Собственно, я не настаиваю и не капризничаю; сказали, что в «Детский сад» пока нельзя — значит, нельзя. Но мне интересно всё, что связано с необыкновенными детишками. Могу ли я помочь? Чем их кормят, хватает ли еды? Есть ли у них ещё воспитатели или наставники? Насколько случайно или неслучайно попал в мой сон дон Куадро, и в самом ли деле ему запретили здесь появляться? Как относятся к детёнышам жители местной деревушки, да и вообще знают ли о них?

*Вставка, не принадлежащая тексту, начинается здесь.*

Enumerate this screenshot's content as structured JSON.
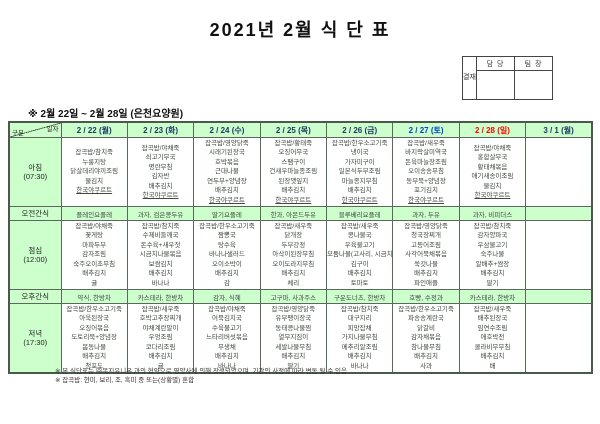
{
  "title": "2021년 2월 식 단 표",
  "approval": {
    "stamp_label": "결재",
    "col1": "담 당",
    "col2": "팀 장"
  },
  "subtitle": "※  2월 22일  ~  2월 28일  (은천요양원)",
  "table": {
    "corner": {
      "top": "일자",
      "bottom": "구분"
    },
    "header_bg": "#ccffcc",
    "columns": [
      {
        "label": "2 / 22 (월)",
        "color": "#1f3864"
      },
      {
        "label": "2 / 23 (화)",
        "color": "#1f3864"
      },
      {
        "label": "2 / 24 (수)",
        "color": "#1f3864"
      },
      {
        "label": "2 / 25 (목)",
        "color": "#1f3864"
      },
      {
        "label": "2 / 26 (금)",
        "color": "#1f3864"
      },
      {
        "label": "2 / 27 (토)",
        "color": "#0044cc"
      },
      {
        "label": "2 / 28 (일)",
        "color": "#ff0000"
      },
      {
        "label": "3 / 1 (월)",
        "color": "#1f3864"
      }
    ],
    "rows": [
      {
        "id": "breakfast",
        "type": "meal",
        "label_lines": [
          "아침",
          "(07:30)"
        ],
        "cells": [
          [
            "잡곡밥/참치죽",
            "누룽지탕",
            "닭살데리야끼조림",
            "물김치",
            "한국야쿠르트"
          ],
          [
            "잡곡밥/야채죽",
            "쇠고기무국",
            "명란무침",
            "김자반",
            "배추김치",
            "한국야쿠르트"
          ],
          [
            "잡곡밥/영양닭죽",
            "시래기된장국",
            "호박볶음",
            "근대나물",
            "연두부+양념장",
            "배추김치",
            "한국야쿠르트"
          ],
          [
            "잡곡밥/황태죽",
            "오징어무국",
            "스팸구이",
            "건새우마늘종조림",
            "된장깻잎지",
            "배추김치",
            "한국야쿠르트"
          ],
          [
            "잡곡밥/한우소고기죽",
            "냉이국",
            "가자미구이",
            "일본식두부조림",
            "마늘종지무침",
            "배추김치",
            "한국야쿠르트"
          ],
          [
            "잡곡밥/새우죽",
            "바지락살미역국",
            "돈육마늘장조림",
            "오이송송무침",
            "동부묵+양념장",
            "포기김치",
            "한국야쿠르트"
          ],
          [
            "잡곡밥/야채죽",
            "홍합살무국",
            "황태채볶음",
            "애기새송이조림",
            "물김치",
            "한국야쿠르트"
          ],
          []
        ]
      },
      {
        "id": "am-snack",
        "type": "snack",
        "label_lines": [
          "오전간식"
        ],
        "cells": [
          [
            "플레인요플레"
          ],
          [
            "과자, 검은콩두유"
          ],
          [
            "딸기요플레"
          ],
          [
            "한과, 아몬드두유"
          ],
          [
            "블루베리요플레"
          ],
          [
            "과자, 두유"
          ],
          [
            "과자, 비피더스"
          ],
          []
        ]
      },
      {
        "id": "lunch",
        "type": "meal",
        "label_lines": [
          "점심",
          "(12:00)"
        ],
        "cells": [
          [
            "잡곡밥/야채죽",
            "꽃게탕",
            "마파두부",
            "감자조림",
            "숙주오이초무침",
            "배추김치",
            "귤"
          ],
          [
            "잡곡밥/참치죽",
            "수제비들깨국",
            "돈수육+새우젓",
            "시금치나물볶음",
            "보쌈김치",
            "배추김치",
            "바나나"
          ],
          [
            "잡곡밥/한우소고기죽",
            "짬뽕국",
            "탕수육",
            "바나나샐러드",
            "오이소박이",
            "배추김치",
            "감"
          ],
          [
            "잡곡밥/새우죽",
            "닭개장",
            "두부강정",
            "아삭이된장무침",
            "오이도라지무침",
            "배추김치",
            "체리"
          ],
          [
            "잡곡밥/새우죽",
            "콩나물국",
            "우육불고기",
            "모둠나물(고사리, 시금치)",
            "김구이",
            "배추김치",
            "토마토"
          ],
          [
            "잡곡밥/영양닭죽",
            "청국장찌개",
            "고등어조림",
            "사각어묵채볶음",
            "쑥갓나물",
            "배추김치",
            "파인애플"
          ],
          [
            "잡곡밥/참치죽",
            "감자양파국",
            "우삼불고기",
            "숙주나물",
            "알배추+쌈장",
            "배추김치",
            "딸기"
          ],
          []
        ]
      },
      {
        "id": "pm-snack",
        "type": "snack",
        "label_lines": [
          "오후간식"
        ],
        "cells": [
          [
            "약식, 한방차"
          ],
          [
            "카스테라, 한방차"
          ],
          [
            "감자, 식혜"
          ],
          [
            "고구마, 사과주스"
          ],
          [
            "구운도너츠, 한방차"
          ],
          [
            "호빵, 수정과"
          ],
          [
            "카스테라, 한방차"
          ],
          []
        ]
      },
      {
        "id": "dinner",
        "type": "meal",
        "label_lines": [
          "저녁",
          "(17:30)"
        ],
        "cells": [
          [
            "잡곡밥/한우소고기죽",
            "아욱된장국",
            "오징어볶음",
            "도토리묵+양념장",
            "봄동나물",
            "배추김치",
            "청포도"
          ],
          [
            "잡곡밥/새우죽",
            "호박고추장찌개",
            "야채계란말이",
            "우엉조림",
            "코다리조림",
            "배추김치",
            "귤"
          ],
          [
            "잡곡밥/야채죽",
            "어묵김치국",
            "수육불고기",
            "느타리버섯볶음",
            "무생채",
            "배추김치",
            "바나나"
          ],
          [
            "잡곡밥/영양닭죽",
            "유부팽이장국",
            "동태콩나물찜",
            "열무지짐이",
            "세발나물무침",
            "배추김치",
            "딸기"
          ],
          [
            "잡곡밥/참치죽",
            "대구지리",
            "피망잡채",
            "가지나물무침",
            "메추리알조림",
            "배추김치",
            "바나나"
          ],
          [
            "잡곡밥/한우소고기죽",
            "파송송계란국",
            "닭갈비",
            "감자채볶음",
            "참나물무침",
            "배추김치",
            "사과"
          ],
          [
            "잡곡밥/새우죽",
            "배추된장국",
            "임연수조림",
            "애호박전",
            "콜라비무무침",
            "배추김치",
            "배"
          ],
          []
        ]
      }
    ]
  },
  "footnotes": [
    "※ 본 식단표는 ㈜복지유니온 과의 협약으로 영양사에 의해 작성되었으며, 기관의 사정에 따라 변동 될 수 있음",
    "※ 잡곡밥: 현미, 보리, 조, 흑미 중 또는(상황별) 혼합"
  ]
}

Мы с Тим-Тимом пристроились в развилке огромной ивы на берегу озера. Часть её кроны склонилась до самой воды, но та местина, в которой мы обосновались, располагается более чем в метре от поверхности. Отсюда хорошо видно, как на небольшой глубине снуют над песчаным дном подросшие мальки с тёмными спинками, как налетают стайки краснопёрых карасей, хватают снующих по глади водомерок и мчатся прочь. Где-то в камышах выводят первые рулады лягухи, словно настраиваясь перед концертом к хорошей погоде…
— Всё сложноу, Ваня.
Кот кладёт здоровенную башку мне на колени и задумчиво сопит. Поняв намёк, принимаюсь наглаживать его и почёсывать: информацию нужно отработать, а валюта тут одна — ласка, скучают по ней ибо… Хорошо быть мудрее и могущественнее многих прочих магов; всезнающим и всеведущим, как скромный божок; но только вот при этом никуда не деться от одиночества, раз уж оно есть. Умненькие и ловкие мышата под боком, конечно, удобны, они настоящие помощники, да и развлекут неплохо, но разве смогут они приветить и потискать настоящего кота как следует? И вот не надо мне тут о самодостаточности котиков. Они просто ловко скрывают потребность во вселенской любви.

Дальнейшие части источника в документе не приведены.